- NANGLI POONA VILLAGE
- Nangli Poona Location in Delhi, India
- Coordinates: 28°46′27″N 77°08′44″E﻿ / ﻿28.7741°N 77.1456°E
- Country: India
- Union Territory: Delhi
- District: North West Delhi
- Subdivision: Narela

Government
- • Type: Village Panchayat
- • Body: Municipal Corporation of Delhi

Population (2011)
- • Total: 3,840

Languages
- • Official: Haryanvi, Hindi, English
- Time zone: UTC+5:30 (IST)
- PIN: 110036
- Civic agency: North Delhi Municipal Corporation

= Nangli Poona =

Nangli Poona is a small village in northwest Delhi near Jain mandir. The area is in Burari constituency.

== Location ==
Nangli Poona is on the road to Panipat and on the GT Karnal Road in the west and Yamuna River in the east. Nangli is a Marathi word which means relocated/relocation, and the suffix Poona suggests connection to Poona, the capital of Maratha kingdom in the 18th century which is the same as the Marathas of Pune belt (rane).

A cursory glance of the village shows a striking resemblance of Maratha architecture. The short structured build of the inhabitants, high cheekbones, deep eyes, dark complexion, and sharp nose points towards Maratha ancestry.

Historically, Nangli Poona remained a agrarian settlement for centuries. Due to its location on the Delhi-Panipat route (modern GT Karnal Road), it developed importance as a roadside village connected with trade and movement between Delhi and northern India. Over time, urbanization expanded around the area, especially after Delhi's growth in the late 20th and early 21st centuries.

According to Census 2011 data, Nangli Poona had a population of around 3,840 people and roughly covered 257 hectares of land.

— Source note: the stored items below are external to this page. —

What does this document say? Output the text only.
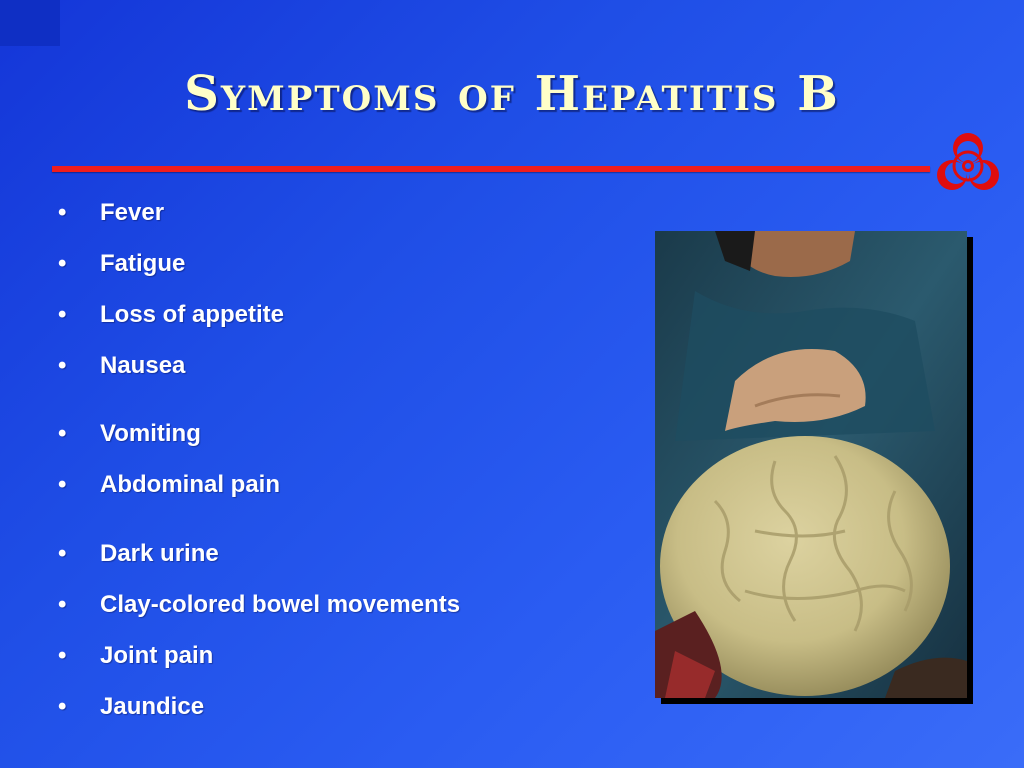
Symptoms of Hepatitis B
•	Fever
•	Fatigue
•	Loss of appetite
•	Nausea
•	Vomiting
•	Abdominal pain
•	Dark urine
•	Clay-colored bowel movements
•	Joint pain
•	Jaundice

The village is now increasingly integrated into the urban landscapes of Delhi, with nearby educational projects, transport infrastructure, and industrial activity contributing to its transformation.

This village has received several great leaders such as the likes of CHAUDHARY SHIVLAL RANA SARPANCH who have taken this village to better prospects. His lineage still continues to serve this village as he did.

Ashok Leyland opened its dealership in the area in May 2024.